Artificial Intelligence and machine learning have expanded the functionality of drones beyond surveillance. Next-level drones are now an integral part of modern military strategies, redefining the future of drone warfare. These devices can be used in complex missions that some years ago would have been unimaginable. A case in point is a state-of-the-art military drone like the MQ-9 Reaper. Powered by AI, this UAV can loiter over targets for hours, providing real-time intelligence and precision strikes.
AI in Drone Swarms
AI is rapidly changing the potential for drone swarms. Real-time inference from the collected data makes the swarms autonomous. In his book Swarm Intelligence, Eric Bonabeau describes how ants behave collectively and respond to the environment accurately. With the power of AI, drones can achieve the same tactical coordination. Drone swarms are especially effective in military uses where speed and accuracy are crucial.
AI integration into drones has enabled the design of future military drones with autonomous execution capabilities. These drones can find targets together, travel across complicated terrains, and participate in combat. For example, the XQ-58A Valkyrie UAVs can independently execute challenging missions.
Benefits of AI Use in Drone Swarms
AI empowers drones to fly in swarms for force multiplication, increasing their combat effectiveness. This level of automation improves the efficiency of military operations with less human oversight. AI-driven drone swarms also have faster response times and more accurate targeting.
AI-driven drones can process a large amount of data that is useful for gaining intelligence to drive high-level strategic decisions. AI significantly reduces the risk of human error in drones. This becomes critical in high-stress environments where split-second decisions can make or break a mission.
Addressing the “Drone Swarm” Threat
The threat of hostile drone swarms is fast growing. In Great Powers’ Military Robotics, Tobias Vetner highlights that the drone threats from Russia and China loom large. AI drone swarms can easily swamp traditional defense systems with designated kill assignments.
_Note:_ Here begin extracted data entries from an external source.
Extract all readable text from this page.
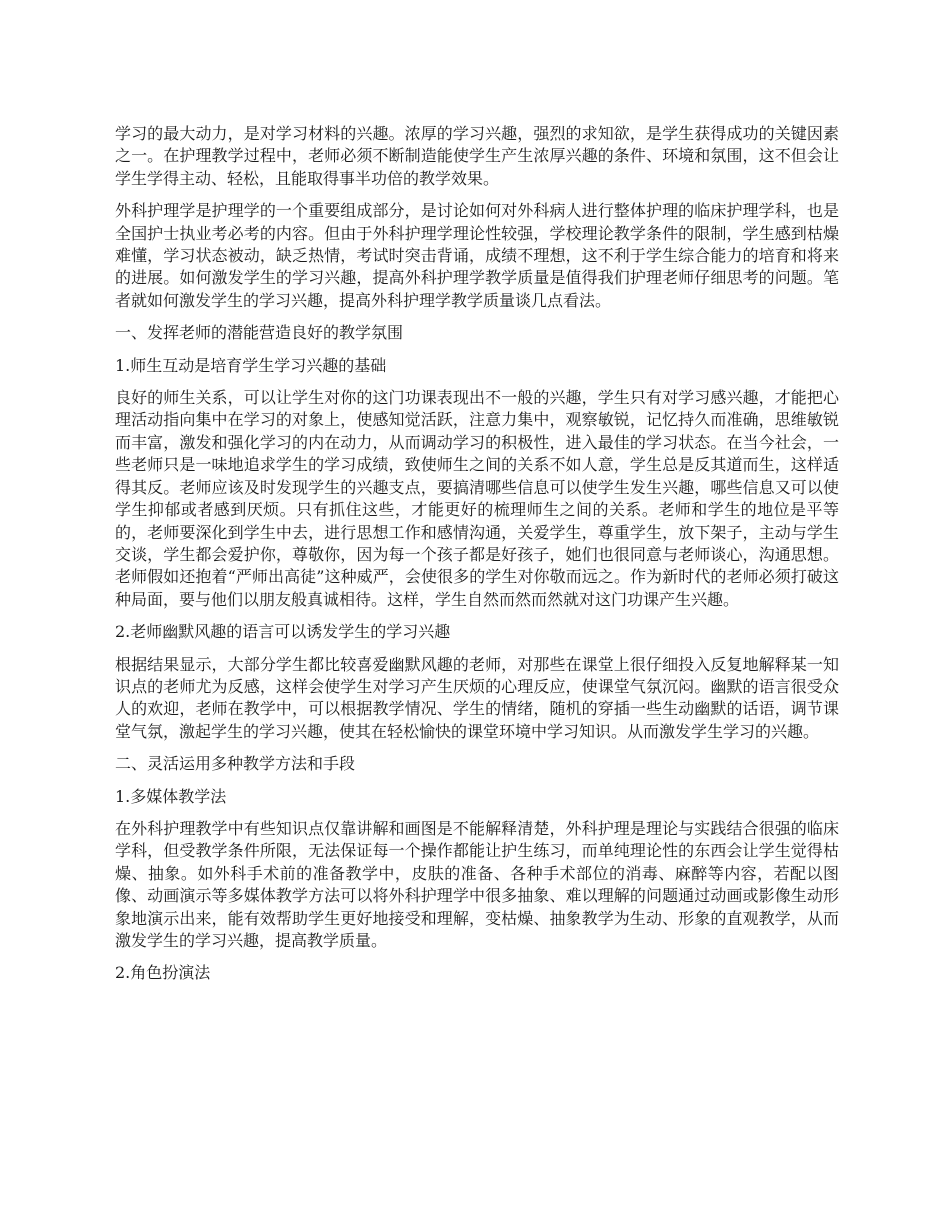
学习的最大动力，是对学习材料的兴趣。浓厚的学习兴趣，强烈的求知欲，是学生获得成功的关键因素之一。在护理教学过程中，老师必须不断制造能使学生产生浓厚兴趣的条件、环境和氛围，这不但会让学生学得主动、轻松，且能取得事半功倍的教学效果。

外科护理学是护理学的一个重要组成部分，是讨论如何对外科病人进行整体护理的临床护理学科，也是全国护士执业考必考的内容。但由于外科护理学理论性较强，学校理论教学条件的限制，学生感到枯燥难懂，学习状态被动，缺乏热情，考试时突击背诵，成绩不理想，这不利于学生综合能力的培育和将来的进展。如何激发学生的学习兴趣，提高外科护理学教学质量是值得我们护理老师仔细思考的问题。笔者就如何激发学生的学习兴趣，提高外科护理学教学质量谈几点看法。

一、发挥老师的潜能营造良好的教学氛围

1.师生互动是培育学生学习兴趣的基础

良好的师生关系，可以让学生对你的这门功课表现出不一般的兴趣，学生只有对学习感兴趣，才能把心理活动指向集中在学习的对象上，使感知觉活跃，注意力集中，观察敏锐，记忆持久而准确，思维敏锐而丰富，激发和强化学习的内在动力，从而调动学习的积极性，进入最佳的学习状态。在当今社会，一些老师只是一味地追求学生的学习成绩，致使师生之间的关系不如人意，学生总是反其道而生，这样适得其反。老师应该及时发现学生的兴趣支点，要搞清哪些信息可以使学生发生兴趣，哪些信息又可以使学生抑郁或者感到厌烦。只有抓住这些，才能更好的梳理师生之间的关系。老师和学生的地位是平等的，老师要深化到学生中去，进行思想工作和感情沟通，关爱学生，尊重学生，放下架子，主动与学生交谈，学生都会爱护你，尊敬你，因为每一个孩子都是好孩子，她们也很同意与老师谈心，沟通思想。老师假如还抱着“严师出高徒”这种威严，会使很多的学生对你敬而远之。作为新时代的老师必须打破这种局面，要与他们以朋友般真诚相待。这样，学生自然而然而然就对这门功课产生兴趣。

2.老师幽默风趣的语言可以诱发学生的学习兴趣

根据结果显示，大部分学生都比较喜爱幽默风趣的老师，对那些在课堂上很仔细投入反复地解释某一知识点的老师尤为反感，这样会使学生对学习产生厌烦的心理反应，使课堂气氛沉闷。幽默的语言很受众人的欢迎，老师在教学中，可以根据教学情况、学生的情绪，随机的穿插一些生动幽默的话语，调节课堂气氛，激起学生的学习兴趣，使其在轻松愉快的课堂环境中学习知识。从而激发学生学习的兴趣。

二、灵活运用多种教学方法和手段

1.多媒体教学法

在外科护理教学中有些知识点仅靠讲解和画图是不能解释清楚，外科护理是理论与实践结合很强的临床学科，但受教学条件所限，无法保证每一个操作都能让护生练习，而单纯理论性的东西会让学生觉得枯燥、抽象。如外科手术前的准备教学中，皮肤的准备、各种手术部位的消毒、麻醉等内容，若配以图像、动画演示等多媒体教学方法可以将外科护理学中很多抽象、难以理解的问题通过动画或影像生动形象地演示出来，能有效帮助学生更好地接受和理解，变枯燥、抽象教学为生动、形象的直观教学，从而激发学生的学习兴趣，提高教学质量。

2.角色扮演法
On account of these threats, the Pentagon is increasing investment in advanced drones and drone detection systems. The mission is to increase the country’s capabilities for identifying and neutralizing hostile drones. The Washington Post reports that this “Replicator” program will help the Pentagon produce thousands of state-of-the-art drones to counter China’s influence. This is quite important in assuring significant infrastructural security and national safety.
The defense agency is pumping investment into research and development to come up with future military drones that have advanced sensors and AI capability, enabling them to fly independently and find targets with precision. This change in the drone warfare landscape is significant.
How Next-Generation Drones Can Help
Next-gen drones can work in a hostile environment, generate real-time intelligence, and execute precision strikes. The development of independent drones with AI capabilities is one of the largest game-changers modern warfare has ever witnessed.
A good example is the Skyborg program. This is a fleet of autonomous drones developed by the USAF to support manned aircraft in combat operations. They do everything from surveillance to reconnaissance and execute targeted strikes.
Next-generation drone systems are also meant to detect hostile drones and enable efficient neutralization of the same. The perfect anti-drone system can detect and intercept hostile drones before damage is caused.
Conclusion
Next-generation drones will reshape the future of military technology. Equipped with AI and sensors, these drones can be a reliable solution to the threat of hostile drone swarms. For any country looking to safeguard its airspace and critical infrastructure, investing in next-generation drones is a strategic imperative.